9. Triceps Extension
Work the group of muscles running along the back of your arm between your shoulder and elbow with this triceps overhead extension.
- Grasp the band with your right hand approximately six inches from the end of the band so that the longer side is closer to your body when your palm faces backward.
- Extend your right arm up over your head so that the long side of the band is dangling behind your back.
- Bend your right elbow, dropping your right hand behind your head to approximately neck-height.
- Reach behind your body with your left hand and grasp the long end of the resistance band at your mid-back. This is the starting position.
- Keeping your left hand fixed and your right elbow close to your ear, extend your right hand directly above your head, pulling the band taut.
- Reverse the movement, lowering your hand back behind your head.
- Perform 12 repetitions on one side before switching sides. Perform two sets.
10. Lateral Raise
Work your shoulders independently with the lateral shoulder raise.
- Step on the resistance band with your left foot so that approximately six inches of band extends to the left of your foot.
- Grab the opposite end of the resistance band with your right hand, your palm facing backward, your hand directly in front of your right thigh. Step backward with your right foot for support, allowing both knees to slightly bend.
- From this position, keeping your arm completely straight, extend your right arm directly out to the side until your right arm is parallel to the ground.
- Reverse the movement and lower your hand back to your thigh.

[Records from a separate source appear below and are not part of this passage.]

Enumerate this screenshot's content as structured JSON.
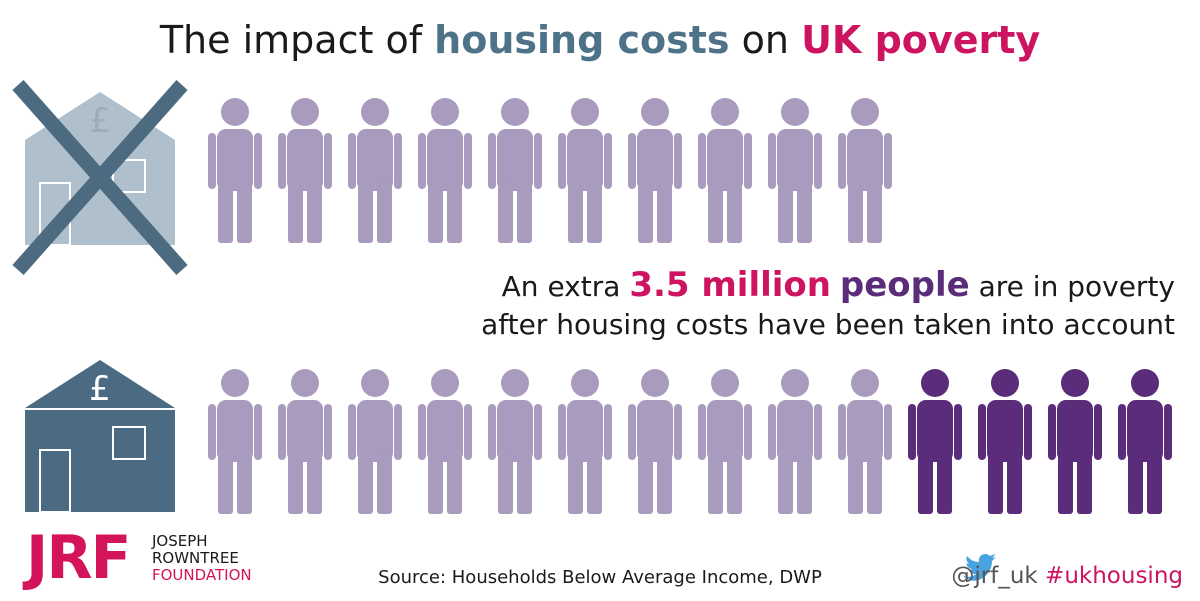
{
  "title": {
    "part1": "The impact of",
    "part2": "housing costs",
    "part3": "on",
    "part4": "UK poverty"
  },
  "house_symbol": "£",
  "headline": {
    "line1": {
      "part1": "An extra",
      "part2": "3.5 million",
      "part3": "people",
      "part4": "are in poverty"
    },
    "line2": "after housing costs have been taken into account"
  },
  "logo": {
    "mark": "JRF",
    "line1": "JOSEPH",
    "line2": "ROWNTREE",
    "line3": "FOUNDATION"
  },
  "source": "Source: Households Below Average Income, DWP",
  "social": {
    "handle": "@jrf_uk",
    "hashtag": "#ukhousing"
  }
}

- Perform 12 repetitions to each side. Perform two sets.
The thing I love the most about resistance bands is how easy they are to take with you. I carry one in my purse at all times, just in case I get a couple free minutes to fit in an extra fitness routine during the day. They’re also the perfect solution for people who travel frequently for work, or for those who want to continue to exercise while on vacation. A full set of bands usually costs less than $35 (e.g. Black Mountain Resistance Band Set), weighs less than a pound, and can be rolled up to fit in small spaces.
Have you done a resistance band workout? Do you have any favorite routines?